Alors, de nombreuses voix de femmes de lui crier toutes à la fois: "Nous avons péché! Quand nous assistions le dimanche à la messe, nous n'avions pas la patience d'attendre la fin de l'Evangile de saint Jean pour quitter l'église. C'était une grande irrévérence envers l'apôtre bien-aimé de Jésus. Nous avons donné le mauvais exemple aux hommes et saint Pierre nous a fort mal reçues. Il ne veut pas nous laisser entrer en paradis tant que les femmes de Bellegarde n'auront pas pris l'habitude de rester à l'église jusqu'à ce que le prêtre descende de l'autel et tant que, en priant pour nous, elles n'auront pas assisté à autant de messes que nous en avons entendues d'écourtées.

C'est le diable, le diable lui-même qui nous poussait à ne pas réciter le dernier évangile avec le prêtre. Il était ainsi le maître de notre journée. Il y a, dès lors, entre nous toutes, des milliers d'Evangiles de saint Jean non entendus et non récités! Pauvres femmes! Quand finira donc notre triste destinée?"

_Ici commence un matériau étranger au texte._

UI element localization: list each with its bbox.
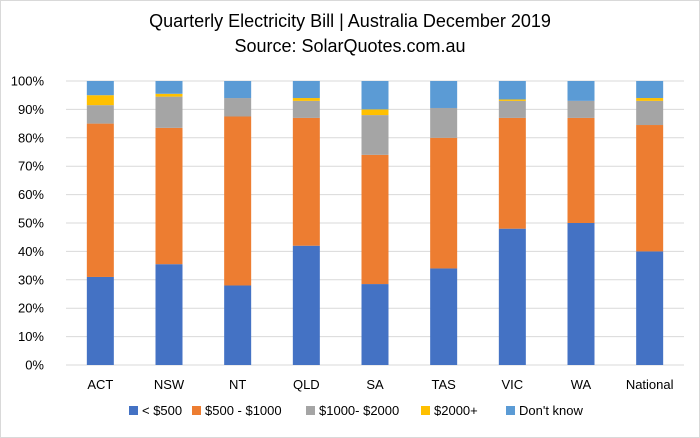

Hans-Josi reconnut les voix de plus de vingt jeunes filles, bonnes, gentilles et belles, mortes depuis longtemps. "Oh! gémissaient-elles, pour être mieux remarquées et admirées et afin d'attirer les regards, nous sortions invariablement avant la fin de l'office. Oh! combien nous sommes punies! - Hélas! disaient en pleurant les maîtresses de maison, nous étions pressées et voulions aussi, un peu par vanité, montrer combien nous étions travailleuses, actives et affairées. Et nous quittions parfois l'église avant l'"Ite missa est". Aussi, saint Pierre ne veut pas nous ouvrir la porte du paradis!" Ces centaines de pauvres âmes féminines venaient ainsi confesser humblement leurs irrévérences envers le saint évangile.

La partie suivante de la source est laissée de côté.